Bevy Schnepp had endured as much as she could of insult to the denomination to which she belonged and to the preacher under whom she sat.

"Your Lutheran preachers have 'kein Saft und kein Kraft, kein Salz und kein Peffer' [no sap and no strength, no salt and no pepper]," she quoted. "They are me too leppish [insipid]. You must give these things a spiritual meaning. It meant Naomi and Ruth."

The governor smiled his approval at Bevy. "Right you are, Bevy!" Then he began to ask questions about his former acquaintances.

"What has come over John Hartman?"

"While he is so cross, you mean?" said Grandfather Gaumer. "I don't know what has come over him. It is a strange thing. He is so long queer that we forget he was ever any other way."

"Was he ugly this morning?" asked Grandmother Gaumer.
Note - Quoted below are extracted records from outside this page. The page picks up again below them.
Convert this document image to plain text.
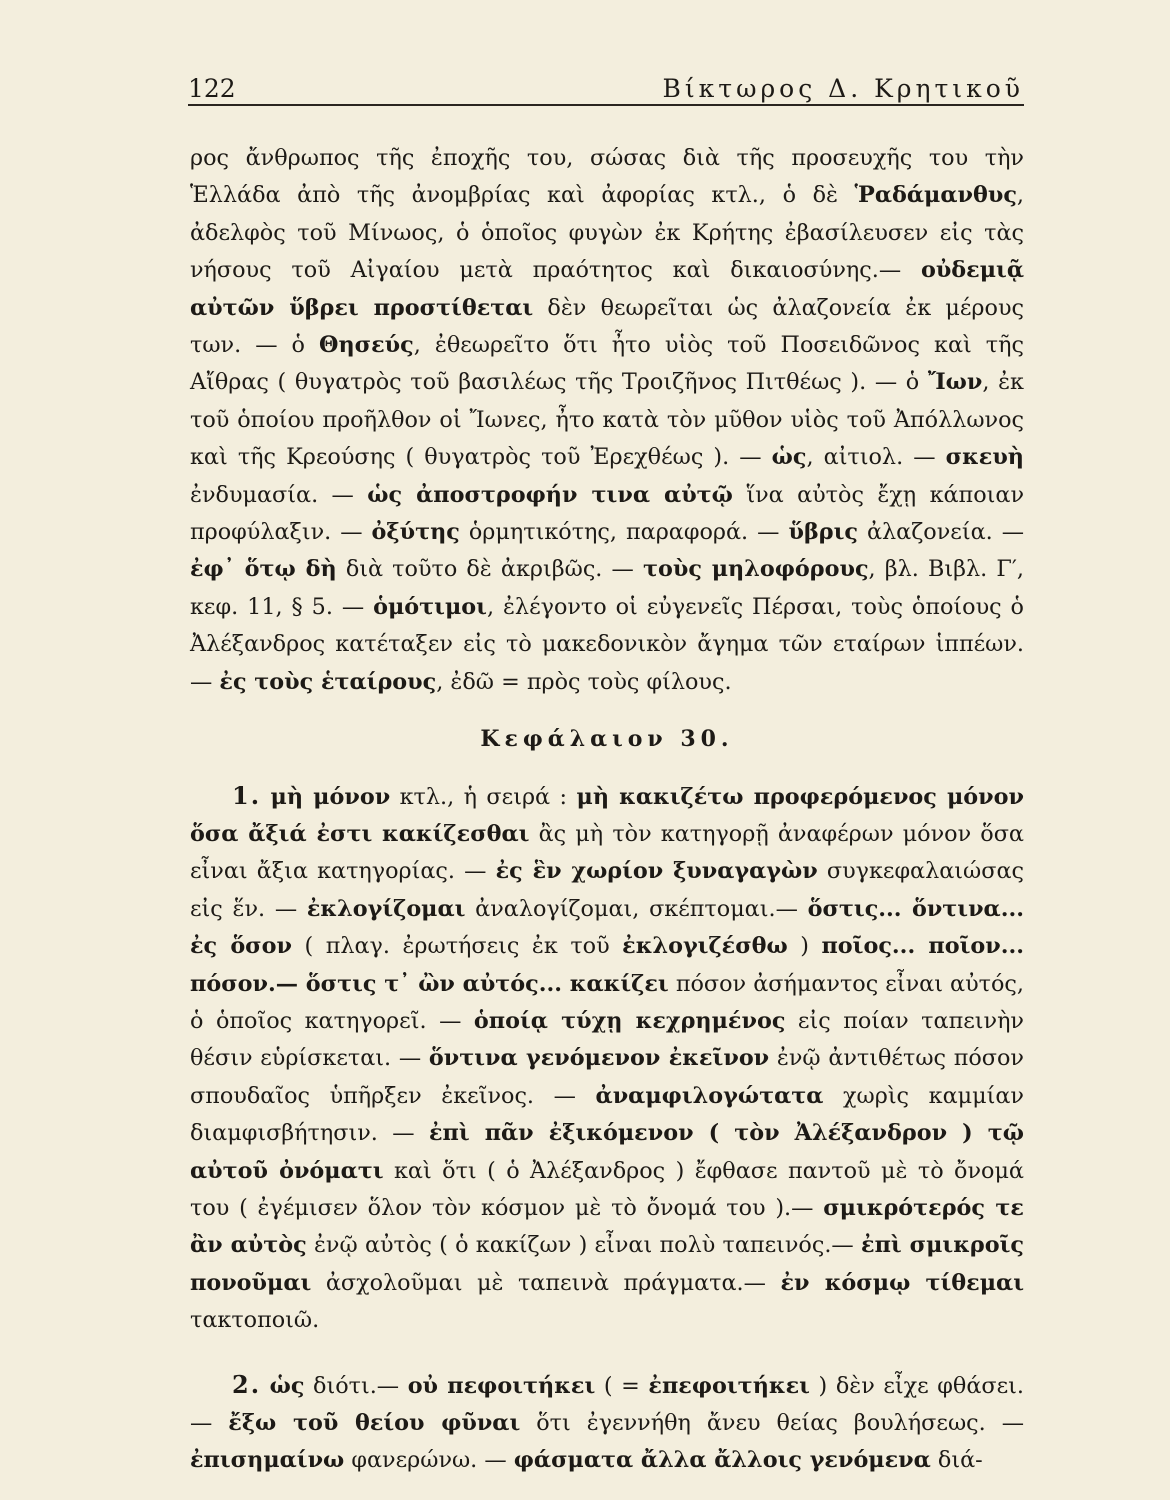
122	Βίκτωρος Δ. Κρητικοῦ

ρος ἄνθρωπος τῆς ἐποχῆς του, σώσας διὰ τῆς προσευχῆς του τὴν Ἑλλάδα ἀπὸ τῆς ἀνομβρίας καὶ ἀφορίας κτλ., ὁ δὲ Ῥαδάμανθυς, ἀδελφὸς τοῦ Μίνωος, ὁ ὁποῖος φυγὼν ἐκ Κρήτης ἐβασίλευσεν εἰς τὰς νήσους τοῦ Αἰγαίου μετὰ πραότητος καὶ δικαιοσύνης.— οὐδεμιᾷ αὐτῶν ὕβρει προστίθεται δὲν θεωρεῖται ὡς ἀλαζονεία ἐκ μέρους των. — ὁ Θησεύς, ἐθεωρεῖτο ὅτι ἦτο υἱὸς τοῦ Ποσειδῶνος καὶ τῆς Αἴθρας ( θυγατρὸς τοῦ βασιλέως τῆς Τροιζῆνος Πιτθέως ). — ὁ Ἴων, ἐκ τοῦ ὁποίου προῆλθον οἱ Ἴωνες, ἦτο κατὰ τὸν μῦθον υἱὸς τοῦ Ἀπόλλωνος καὶ τῆς Κρεούσης ( θυγατρὸς τοῦ Ἐρεχθέως ). — ὡς, αἰτιολ. — σκευὴ ἐνδυμασία. — ὡς ἀποστροφήν τινα αὐτῷ ἵνα αὐτὸς ἔχῃ κάποιαν προφύλαξιν. — ὀξύτης ὁρμητικότης, παραφορά. — ὕβρις ἀλαζονεία. — ἐφ᾽ ὅτῳ δὴ διὰ τοῦτο δὲ ἀκριβῶς. — τοὺς μηλοφόρους, βλ. Βιβλ. Γ′, κεφ. 11, § 5. — ὁμότιμοι, ἐλέγοντο οἱ εὐγενεῖς Πέρσαι, τοὺς ὁποίους ὁ Ἀλέξανδρος κατέταξεν εἰς τὸ μακεδονικὸν ἄγημα τῶν εταίρων ἱππέων. — ἐς τοὺς ἑταίρους, ἐδῶ = πρὸς τοὺς φίλους.

Κεφάλαιον 30.

1. μὴ μόνον κτλ., ἡ σειρά : μὴ κακιζέτω προφερόμενος μόνον ὅσα ἄξιά ἐστι κακίζεσθαι ἂς μὴ τὸν κατηγορῇ ἀναφέρων μόνον ὅσα εἶναι ἄξια κατηγορίας. — ἐς ἓν χωρίον ξυναγαγὼν συγκεφαλαιώσας εἰς ἕν. — ἐκλογίζομαι ἀναλογίζομαι, σκέπτομαι.— ὅστις... ὅντινα... ἐς ὅσον ( πλαγ. ἐρωτήσεις ἐκ τοῦ ἐκλογιζέσθω ) ποῖος... ποῖον... πόσον.— ὅστις τ᾽ ὢν αὐτός... κακίζει πόσον ἀσήμαντος εἶναι αὐτός, ὁ ὁποῖος κατηγορεῖ. — ὁποίᾳ τύχῃ κεχρημένος εἰς ποίαν ταπεινὴν θέσιν εὑρίσκεται. — ὅντινα γενόμενον ἐκεῖνον ἐνῷ ἀντιθέτως πόσον σπουδαῖος ὑπῆρξεν ἐκεῖνος. — ἀναμφιλογώτατα χωρὶς καμμίαν διαμφισβήτησιν. — ἐπὶ πᾶν ἐξικόμενον ( τὸν Ἀλέξανδρον ) τῷ αὐτοῦ ὀνόματι καὶ ὅτι ( ὁ Ἀλέξανδρος ) ἔφθασε παντοῦ μὲ τὸ ὄνομά του ( ἐγέμισεν ὅλον τὸν κόσμον μὲ τὸ ὄνομά του ).— σμικρότερός τε ἂν αὐτὸς ἐνῷ αὐτὸς ( ὁ κακίζων ) εἶναι πολὺ ταπεινός.— ἐπὶ σμικροῖς πονοῦμαι ἀσχολοῦμαι μὲ ταπεινὰ πράγματα.— ἐν κόσμῳ τίθεμαι τακτοποιῶ.

2. ὡς διότι.— οὐ πεφοιτήκει ( = ἐπεφοιτήκει ) δὲν εἶχε φθάσει. — ἔξω τοῦ θείου φῦναι ὅτι ἐγεννήθη ἄνευ θείας βουλήσεως. — ἐπισημαίνω φανερώνω. — φάσματα ἄλλα ἄλλοις γενόμενα διά-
"He didn't ask us to come in and she didn't come to the door at all."

Bevy Schnepp, entering with laden hands, made sharp comment.

"She is afraid her things will get spoiled if the sun or the moon or the cold air strikes them. She is crazy for cleanness. She will get yet like fat Abby. Fat Abby once washed her hands fifteen times before breakfast, and if he (her husband) touched the coffee-pot even to push it back with his finger if it was boiling over, then she would make fresh."

"And do the Koehlers still live on the mountain?"